Und trau’ auf Gott, die Liebe wird dich retten.
Th. Körner.
Im grauen Zuchtkittel, das Haar geschoren, mit einer langen Kette an einen Karren geschlossen, zog Philipp am ersten Morgen nach seiner Ankunft in den Festungsgefängnissen von Dresden mit zahlreicher Umgebung zur Schanzarbeit aus.
Von dem höchsten Grimme über seine Gefangenschaft beherrscht, nur auf Befreiung sinnend, keinen seiner Mitgefangenen beachtend, im wilden Brüten auf seine Arbeit hinstarrend, hatte er einige Stunden Steine geschleppt, als der Tambour der Militärbedeckung die Trommel rührte. Es war das Zeichen, daß alle Baugefangenen einige Zeit, so lange es dem Oberprofosen gefällig war, ausruhen, auch von dem Gelde, welches sie von mitleidigen Menschen zum Geschenk erhielten, sich Brod kaufen durften, womit zu dieser Stunde sich immer einige Weiber aus den Vorstädten einfanden.
Lips Tullian kannte diesen Gebrauch noch nicht, arbeitete fort und wurde durch einige derbe Hiebe eines Steckenknechts, der dieses Fortarbeiten für Trotz hielt, recht angenehm zum Ausruhen eingeladen. Vor Wuth knirschend warf er sich an seinen Karren nieder und drückte das glühende Gesicht in die gekreuzten Arme.
Kettengeklirre nahete sich ihm, er wurde leise an der Schulter gerüttelt: unverändert blieb er in seiner Lage. Es flüsterte ihm jemand in die Ohren: „Makerst Du Deine Keffer-Freier lau mehr?“[30]

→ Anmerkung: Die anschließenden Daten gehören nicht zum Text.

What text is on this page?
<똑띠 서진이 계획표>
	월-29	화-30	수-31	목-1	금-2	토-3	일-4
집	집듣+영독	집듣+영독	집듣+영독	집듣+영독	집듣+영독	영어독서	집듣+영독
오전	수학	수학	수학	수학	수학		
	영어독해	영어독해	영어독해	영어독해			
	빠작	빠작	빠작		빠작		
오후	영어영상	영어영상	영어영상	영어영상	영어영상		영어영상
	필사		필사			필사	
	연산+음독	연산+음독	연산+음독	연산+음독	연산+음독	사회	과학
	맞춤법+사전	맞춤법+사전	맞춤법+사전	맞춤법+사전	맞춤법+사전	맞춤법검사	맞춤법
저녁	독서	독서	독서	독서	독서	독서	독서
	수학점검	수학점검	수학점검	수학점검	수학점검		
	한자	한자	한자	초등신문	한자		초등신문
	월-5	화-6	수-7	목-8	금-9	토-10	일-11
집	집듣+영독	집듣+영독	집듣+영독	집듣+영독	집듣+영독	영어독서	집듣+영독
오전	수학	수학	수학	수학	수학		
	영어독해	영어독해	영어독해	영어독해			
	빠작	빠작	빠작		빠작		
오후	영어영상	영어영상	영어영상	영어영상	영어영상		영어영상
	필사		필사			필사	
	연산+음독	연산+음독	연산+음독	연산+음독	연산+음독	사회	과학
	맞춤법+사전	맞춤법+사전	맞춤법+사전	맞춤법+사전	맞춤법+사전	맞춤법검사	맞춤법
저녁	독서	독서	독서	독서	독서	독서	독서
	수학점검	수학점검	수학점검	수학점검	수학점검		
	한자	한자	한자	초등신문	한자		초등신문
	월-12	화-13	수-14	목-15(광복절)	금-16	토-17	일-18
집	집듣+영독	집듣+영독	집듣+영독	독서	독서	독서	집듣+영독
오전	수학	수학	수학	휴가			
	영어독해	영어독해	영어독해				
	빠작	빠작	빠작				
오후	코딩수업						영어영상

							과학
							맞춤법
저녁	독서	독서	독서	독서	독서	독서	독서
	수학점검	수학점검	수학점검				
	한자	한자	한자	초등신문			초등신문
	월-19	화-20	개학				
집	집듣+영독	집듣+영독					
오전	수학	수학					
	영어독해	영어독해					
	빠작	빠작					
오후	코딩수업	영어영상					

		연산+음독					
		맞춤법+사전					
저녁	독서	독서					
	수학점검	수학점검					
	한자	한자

Die Stimme schien ihm zu bekannt, die Anrede zu wichtig, um länger seinem Starrsinne sich hinzugeben. Er blickte auf, und hätte beinahe vor Ueberraschung laut aufgeschrien: — Sarberg, Eckold, Hentzschel, Schöneck, Lehmann und Schickel saßen um ihn her, an ihrem Brode kauend, und nach einem langen, bedeutenden Blicke wieder ruhig fort essend, ohne durch Wort oder Miene sich als seine Bekannten verrathend. Sarberg saß ihm am nächsten. Als die Trommel das Zeichen zur Fortsetzung der Arbeit gab, flüsterte ihm dieser zu, so nahe als möglich an seiner Seite zu karren. — Lips Tullian that es.

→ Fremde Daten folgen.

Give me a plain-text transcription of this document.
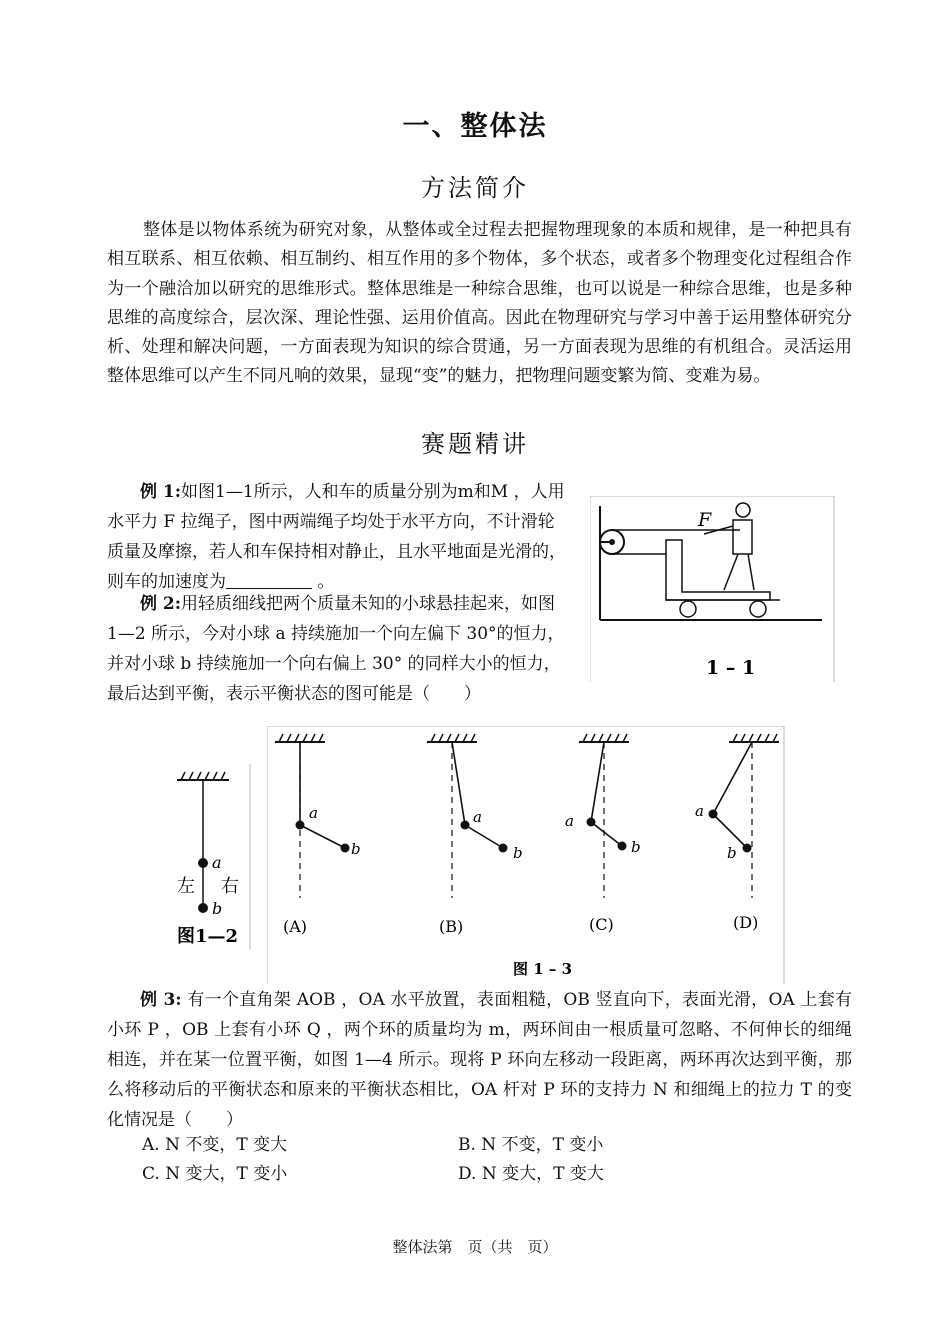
一、整体法
方法简介

整体是以物体系统为研究对象，从整体或全过程去把握物理现象的本质和规律，是一种把具有相互联系、相互依赖、相互制约、相互作用的多个物体，多个状态，或者多个物理变化过程组合作为一个融洽加以研究的思维形式。整体思维是一种综合思维，也可以说是一种综合思维，也是多种思维的高度综合，层次深、理论性强、运用价值高。因此在物理研究与学习中善于运用整体研究分析、处理和解决问题，一方面表现为知识的综合贯通，另一方面表现为思维的有机组合。灵活运用整体思维可以产生不同凡响的效果，显现“变”的魅力，把物理问题变繁为简、变难为易。

赛题精讲

例 1:如图1—1所示，人和车的质量分别为m和M ，人用水平力 F 拉绳子，图中两端绳子均处于水平方向，不计滑轮质量及摩擦，若人和车保持相对静止，且水平地面是光滑的，则车的加速度为	。

例 2:用轻质细线把两个质量未知的小球悬挂起来，如图 1—2 所示，今对小球 a 持续施加一个向左偏下 30°的恒力，并对小球 b 持续施加一个向右偏上 30° 的同样大小的恒力，最后达到平衡，表示平衡状态的图可能是（　　）

F
1 – 1
a
b
左 右
图1—2
a
b
(A)
a
b
(B)
a
b
(C)
a
b
(D)
图 1 – 3

例 3: 有一个直角架 AOB ，OA 水平放置，表面粗糙，OB 竖直向下，表面光滑，OA 上套有小环 P ，OB 上套有小环 Q ，两个环的质量均为 m，两环间由一根质量可忽略、不何伸长的细绳相连，并在某一位置平衡，如图 1—4 所示。现将 P 环向左移动一段距离，两环再次达到平衡，那么将移动后的平衡状态和原来的平衡状态相比，OA 杆对 P 环的支持力 N 和细绳上的拉力 T 的变化情况是（　　）

A. N 不变，T 变大	B. N 不变，T 变小
C. N 变大，T 变小	D. N 变大，T 变大
整体法第　页（共　页）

In den Augenblicken, wo die Wache oder die Steckerknechte fern genug waren, um unbelauscht sprechen zu können, erzählte Sarberg, daß er mit den übrigen Anführern in einem vertrauten Wirthshause zur Berathung wegen einiger bedeutenden Einbrüche sich eingefunden habe, daß mitten in der Nacht das Wirthshaus von einem zahlreichen Streifzuge sei umringt, und der Wirth mit allen seinen Leuten, wie auch mit seinen Gästen nach Leipzig gebracht worden. Ihn, Sarberg, habe man nebst seinen Kameraden hierher geliefert, um ein Jahr zu schanzen, da sie so glücklich gewesen, sich von irgend einer Verbindung mit der schwarzen Garde wegzuleugnen, und nur als verdächtige Leute zu einjähriger Schanzarbeit verurtheilt worden zu sein.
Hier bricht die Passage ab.